A sharp slide and a thundering slam resounded in his head, and Will Graham was abruptly pulled back into the land of the awake. His heart was, as it seldom wasn't, tapping out a steady, comfortable rhythm, and his sheets didn't cling to his skin and constrict his body.

He looked across from the living room, now a half-hearted renovation process, to half-consciously take in the plastic-wrapped (persiennene) that had interrupted his subconscious mind.

Reaching a hand down to pat the stag, lying beside him, making silent noises to let him know it was awake, Will mourned the unjust bereavement of peaceful phantom images, a treat that came rare enough to be considered an abnormality.

If he fell asleep again, he would willingly slip into another bout of violence and fear.

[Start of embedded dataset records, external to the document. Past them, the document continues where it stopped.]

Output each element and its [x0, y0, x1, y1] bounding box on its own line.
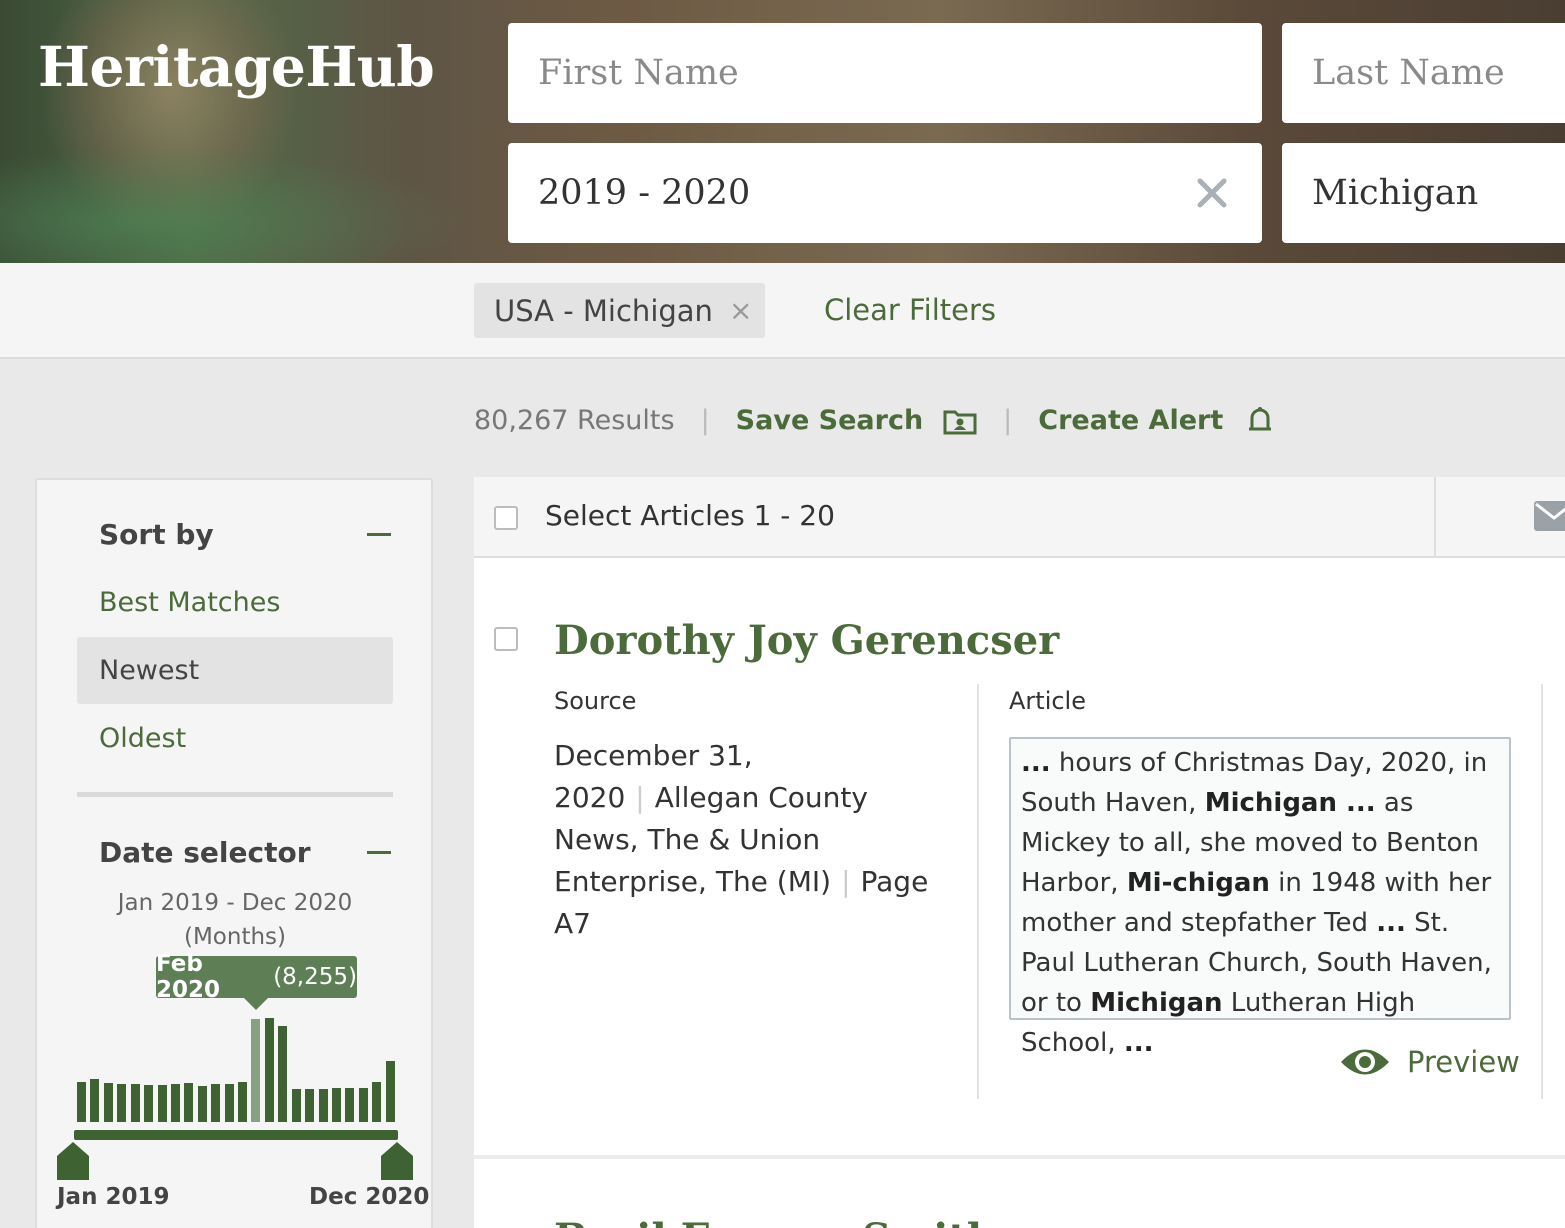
date-range-input[interactable]: 2019 - 2020 — [508, 143, 1262, 243]
histogram-bar[interactable] — [251, 1019, 261, 1122]
histogram-bar[interactable] — [385, 1061, 395, 1122]
histogram-bar[interactable] — [157, 1085, 167, 1122]
histogram-bar[interactable] — [318, 1089, 328, 1122]
collapse-sort-icon[interactable] — [367, 533, 391, 536]
histogram-bar[interactable] — [305, 1089, 315, 1122]
article-snippet: ... hours of Christmas Day, 2020, in Sou… — [1009, 737, 1511, 1058]
axis-start-label: Jan 2019 — [57, 1184, 170, 1210]
results-toolbar: 80,267 Results | Save Search | Create Al… — [474, 398, 1277, 443]
sort-by-heading: Sort by — [99, 518, 214, 551]
date-range-label: Jan 2019 - Dec 2020 — [117, 890, 353, 916]
histogram-bar[interactable] — [170, 1084, 180, 1122]
article-title[interactable]: Dorothy Joy Gerencser — [554, 617, 1059, 664]
histogram-bar[interactable] — [197, 1086, 207, 1122]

Will put his heavy feet to the floor, narrowly missing Winston's tail, as his noises turned more into a consoling whine, as if he knew. He burrowed his face into his palms, and dragged them down over tense muscles, stretching skin into waking up, pulling on the soft curls that soon would fall too far down his forehead, noticing, but not acknowledging, the increasingly growing stubble along his lower face.

The clock across the room reached out for numbers, but every time he searched for the current time, they bent and curled, denying him the information of how many hours of sleep he was going to miss.

Accusing arms were encircling his lower body, but let go with a sweet slide of cotton when he stood from the couch, letting his feet dig into swampy ground. He walked over to the sink, in the process both recognizing the feeling of squishing mushrooms under his feet and deciding that was something he could clean up when he woke up, and let the lukewarm blood run until it bit into his finger with a cold tooth.

Water felt heavenly on his face, sobering and grounding. He looks across the room once more, just in time to see the minute hand move another minute past five. It wasn't too big of a loss, time-wise, but knowing what serenity those hours could have held made him bitter. There was nothing to do about that now, however, and he made himself a cup of coffee, sipped it, no thoughts occupying his brain as he stared vacantly at the other cup he'd poured a minute ago.

He left it to cool for a while as he went outside with the other unwanted strays.

There was a heavy fog suffocating his house. A pale grey wall constricting his property by half, denying the existence of anything more than five or six feet away.

Will sat down, and fell asleep to the idea that maybe nothing did.